A l’occasion d’une visite effectuée mardi à l’ENEF par le ministre des eaux et forêts, Christian Magnagna, M. Boussengue a également relevé un certain nombre de problèmes entravant le bon fonctionnement de l’école, notamment la détérioration du réseau de distribution d’eau, la vétusté des logements des personnels administratifs et des enseignants, l’absence d’aires de jeu et des véhicules de fonction et de transport des étudiants

Il a déploré, par ailleurs, la dégradation de la forêt classée de la Mondah, un site réservé aux travaux pratiques ou de recherches appliquées, en raison des activités anthropiques qui y sont pratiquées par les populations riveraines.

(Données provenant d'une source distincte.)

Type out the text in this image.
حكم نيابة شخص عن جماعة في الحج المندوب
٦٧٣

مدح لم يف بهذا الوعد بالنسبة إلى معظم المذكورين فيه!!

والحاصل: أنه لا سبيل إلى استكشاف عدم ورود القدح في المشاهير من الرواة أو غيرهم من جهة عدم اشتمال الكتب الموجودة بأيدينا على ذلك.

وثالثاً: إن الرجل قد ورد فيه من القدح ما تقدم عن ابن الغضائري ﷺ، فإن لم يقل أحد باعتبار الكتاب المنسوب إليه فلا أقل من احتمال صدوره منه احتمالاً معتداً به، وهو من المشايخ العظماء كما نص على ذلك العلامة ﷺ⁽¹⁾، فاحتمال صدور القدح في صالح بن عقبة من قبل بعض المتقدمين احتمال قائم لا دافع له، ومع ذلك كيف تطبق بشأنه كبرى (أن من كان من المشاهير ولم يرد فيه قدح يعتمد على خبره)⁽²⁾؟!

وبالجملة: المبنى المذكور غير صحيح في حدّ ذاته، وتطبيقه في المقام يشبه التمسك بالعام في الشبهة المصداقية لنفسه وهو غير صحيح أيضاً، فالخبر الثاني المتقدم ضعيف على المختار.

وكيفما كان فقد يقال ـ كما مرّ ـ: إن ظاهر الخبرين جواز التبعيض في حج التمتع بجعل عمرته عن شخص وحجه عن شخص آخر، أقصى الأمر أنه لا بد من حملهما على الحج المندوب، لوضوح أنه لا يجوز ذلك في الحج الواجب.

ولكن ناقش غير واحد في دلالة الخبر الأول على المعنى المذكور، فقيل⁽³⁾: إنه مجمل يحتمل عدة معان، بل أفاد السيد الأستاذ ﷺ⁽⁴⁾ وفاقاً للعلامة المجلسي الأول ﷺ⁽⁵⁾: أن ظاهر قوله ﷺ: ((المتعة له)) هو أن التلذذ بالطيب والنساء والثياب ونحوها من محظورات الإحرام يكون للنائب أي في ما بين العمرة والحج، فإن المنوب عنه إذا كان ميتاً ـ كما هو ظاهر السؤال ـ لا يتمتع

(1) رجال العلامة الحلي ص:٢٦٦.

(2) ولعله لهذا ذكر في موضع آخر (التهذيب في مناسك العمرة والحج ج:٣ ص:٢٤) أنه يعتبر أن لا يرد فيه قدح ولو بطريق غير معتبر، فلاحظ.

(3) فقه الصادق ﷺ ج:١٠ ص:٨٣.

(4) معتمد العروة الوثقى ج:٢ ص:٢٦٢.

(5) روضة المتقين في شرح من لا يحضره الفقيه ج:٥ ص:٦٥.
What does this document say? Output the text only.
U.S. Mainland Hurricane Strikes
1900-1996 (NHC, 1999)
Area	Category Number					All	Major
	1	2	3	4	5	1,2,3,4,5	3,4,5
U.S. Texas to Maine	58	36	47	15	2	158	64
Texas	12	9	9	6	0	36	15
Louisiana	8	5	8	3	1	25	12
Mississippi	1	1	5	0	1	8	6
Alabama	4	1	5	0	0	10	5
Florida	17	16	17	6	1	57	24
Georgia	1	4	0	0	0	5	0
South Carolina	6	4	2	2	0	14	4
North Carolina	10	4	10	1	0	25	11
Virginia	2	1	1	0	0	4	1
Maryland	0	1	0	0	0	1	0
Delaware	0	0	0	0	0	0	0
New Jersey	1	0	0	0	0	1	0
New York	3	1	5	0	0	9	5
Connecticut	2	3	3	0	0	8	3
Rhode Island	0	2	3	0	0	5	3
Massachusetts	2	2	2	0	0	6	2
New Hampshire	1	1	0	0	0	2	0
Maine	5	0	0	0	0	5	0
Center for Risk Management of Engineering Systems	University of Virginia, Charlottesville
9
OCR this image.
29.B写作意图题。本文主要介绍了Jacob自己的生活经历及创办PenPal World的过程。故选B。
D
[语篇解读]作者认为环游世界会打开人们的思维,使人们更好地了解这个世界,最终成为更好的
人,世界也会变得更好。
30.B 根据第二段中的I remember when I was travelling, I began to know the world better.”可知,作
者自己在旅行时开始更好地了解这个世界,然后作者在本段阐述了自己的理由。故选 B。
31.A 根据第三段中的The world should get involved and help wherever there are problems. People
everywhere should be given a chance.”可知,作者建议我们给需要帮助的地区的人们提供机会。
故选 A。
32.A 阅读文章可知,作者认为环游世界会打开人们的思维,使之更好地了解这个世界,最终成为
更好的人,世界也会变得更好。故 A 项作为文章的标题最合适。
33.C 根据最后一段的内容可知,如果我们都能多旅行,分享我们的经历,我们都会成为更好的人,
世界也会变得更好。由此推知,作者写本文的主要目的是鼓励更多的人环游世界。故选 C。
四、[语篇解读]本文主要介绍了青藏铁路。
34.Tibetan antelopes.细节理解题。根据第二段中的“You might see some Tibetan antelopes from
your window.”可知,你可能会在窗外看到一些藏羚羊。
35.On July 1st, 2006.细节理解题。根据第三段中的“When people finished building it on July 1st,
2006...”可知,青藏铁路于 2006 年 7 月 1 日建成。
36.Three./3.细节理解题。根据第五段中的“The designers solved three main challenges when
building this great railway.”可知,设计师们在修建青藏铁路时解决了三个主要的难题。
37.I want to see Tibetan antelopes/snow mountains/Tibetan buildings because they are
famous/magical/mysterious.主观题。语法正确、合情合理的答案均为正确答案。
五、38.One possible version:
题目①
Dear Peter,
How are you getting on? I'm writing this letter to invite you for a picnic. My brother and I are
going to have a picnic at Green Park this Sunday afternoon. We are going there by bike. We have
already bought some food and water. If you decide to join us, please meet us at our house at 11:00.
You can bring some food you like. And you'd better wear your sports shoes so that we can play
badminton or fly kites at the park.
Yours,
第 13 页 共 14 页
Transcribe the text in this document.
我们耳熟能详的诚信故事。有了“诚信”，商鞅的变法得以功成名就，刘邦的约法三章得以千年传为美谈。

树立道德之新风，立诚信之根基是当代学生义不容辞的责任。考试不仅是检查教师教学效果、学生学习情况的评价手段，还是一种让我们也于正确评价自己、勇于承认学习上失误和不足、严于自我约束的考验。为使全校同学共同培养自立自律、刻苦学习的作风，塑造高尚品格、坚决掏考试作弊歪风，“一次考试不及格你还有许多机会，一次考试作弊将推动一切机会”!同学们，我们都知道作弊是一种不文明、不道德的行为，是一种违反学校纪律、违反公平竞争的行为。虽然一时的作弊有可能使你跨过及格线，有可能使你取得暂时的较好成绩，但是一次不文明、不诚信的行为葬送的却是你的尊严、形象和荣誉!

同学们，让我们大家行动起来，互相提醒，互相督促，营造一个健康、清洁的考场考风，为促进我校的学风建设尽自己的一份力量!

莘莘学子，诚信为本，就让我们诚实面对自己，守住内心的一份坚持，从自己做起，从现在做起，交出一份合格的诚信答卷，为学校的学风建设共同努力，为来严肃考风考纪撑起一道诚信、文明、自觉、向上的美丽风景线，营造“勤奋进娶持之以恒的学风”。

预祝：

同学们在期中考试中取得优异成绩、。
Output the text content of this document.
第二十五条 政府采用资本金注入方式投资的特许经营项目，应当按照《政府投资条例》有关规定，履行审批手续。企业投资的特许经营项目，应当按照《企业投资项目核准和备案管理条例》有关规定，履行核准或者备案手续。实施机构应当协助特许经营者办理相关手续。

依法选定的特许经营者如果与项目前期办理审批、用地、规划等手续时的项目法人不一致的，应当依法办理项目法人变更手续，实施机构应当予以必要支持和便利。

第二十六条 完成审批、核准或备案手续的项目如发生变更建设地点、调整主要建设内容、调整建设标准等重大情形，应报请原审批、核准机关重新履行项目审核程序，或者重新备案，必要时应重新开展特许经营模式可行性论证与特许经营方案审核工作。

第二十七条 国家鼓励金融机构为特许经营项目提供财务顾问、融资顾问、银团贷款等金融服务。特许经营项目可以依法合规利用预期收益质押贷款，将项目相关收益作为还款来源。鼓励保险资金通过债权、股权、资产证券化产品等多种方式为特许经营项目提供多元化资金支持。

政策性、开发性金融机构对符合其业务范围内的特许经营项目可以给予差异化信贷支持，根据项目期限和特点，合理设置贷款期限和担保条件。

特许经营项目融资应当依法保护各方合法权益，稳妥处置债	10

Pour sa part, le président de l’association des étudiants et stagiaires de l’ENEF a souligné l’intérêt pour les étudiants de bénéficier d’une connexion à l’Internet et d’une alimentation saine et équilibrée.

Répondant aux doléances, le ministre des eaux et forêts a fait part de “la bonne volonté” du gouvernement à réhabiliter l’ENEF, une Institution sous-régionale de formation aux métiers de la filière forêt-bois-environnement, créée en 1953 dans le département du Cap Estérias, au nord de Libreville.

Au départ, il s’agissait d’un Centre de Formation du Personnel Forestier, qui avait pour vocation la formation des boussoliers-topographes et des abatteurs nationaux.

Le projet a évolué pour devenir en 1959 l’Ecole Forestière du Cap Esterias puis l’Institut National d’Etudes Forestières (INEF) en 1967.

En 1976, l’INEF est devenue l’Ecole nationale des eaux et Forêts (ENEF), un établissement qui accueille aujourd’hui près de 200 étudiants.